An honorable member of the Coffee Shop Has Just Posted the Following:
WHILE measures to cool Singapore's property market are expected to be gradually lifted in the coming years, home prices are likely to continue falling amid oversupply and rising interest rates, Fitch Ratings said on Wednesday.
The rating agency said Singapore's efforts to curb property speculation in an environment of low global interest rates had been effective. Speculative purchases have declined as, from 2009, restrictions on mortgage lending were made progressively tighter and stamp duties were raised. House prices have now fallen in each of the last three years and housing loan growth has slowed steadily since 2011.

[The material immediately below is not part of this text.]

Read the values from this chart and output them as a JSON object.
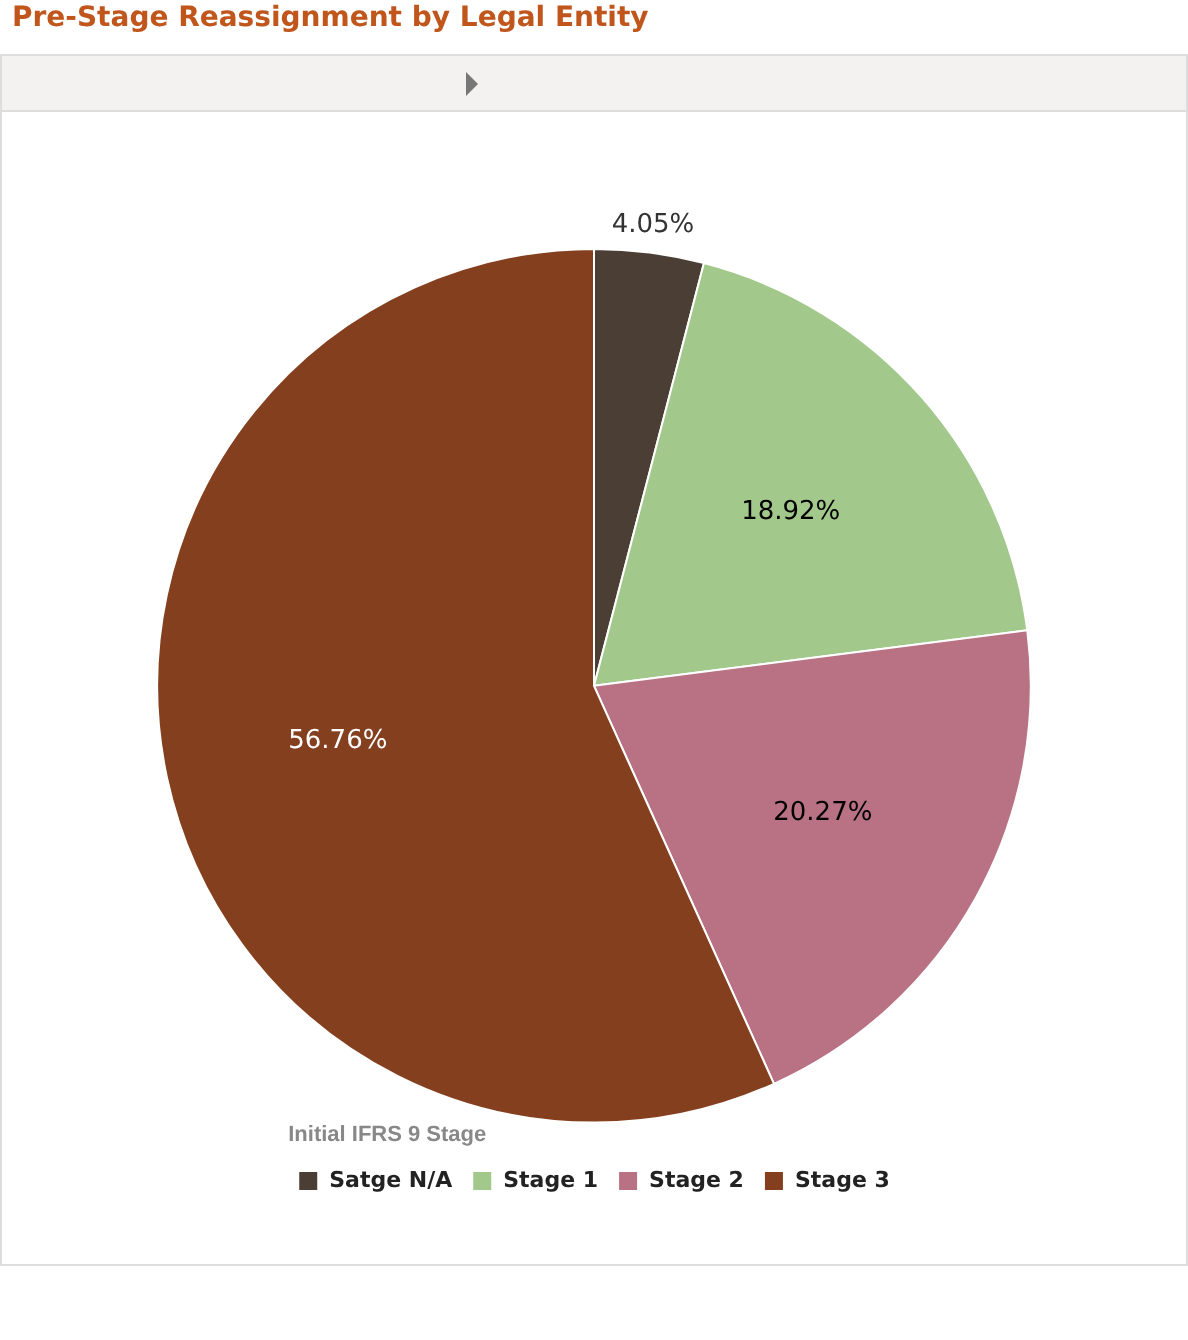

"We expect further gradual loosening over the coming years, as the authorities balance supporting the market with guarding against risks,'' it said.
Fitch said macro-prudential settings are still tight, while high vacancy ratios, a slower pace of immigration, subdued economic conditions and a weakening labour market are all likely to continue weighing on prices. Local interest rates are also set to rise from their current low levels, as the US Federal Reserve tightens policy.
"House prices are still likely to fall by another 2-5 per cent over the next two years,'' it projected.
Fitch said Singapore's banks are well-positioned to withstand a sharper drop in property prices, partly as a result of macro-prudential tightening. Average loan-to-value ratios are low, loan-loss coverage is adequate, and capital and liquidity buffers are strong. Households also have healthy balance sheets and well-diversified assets.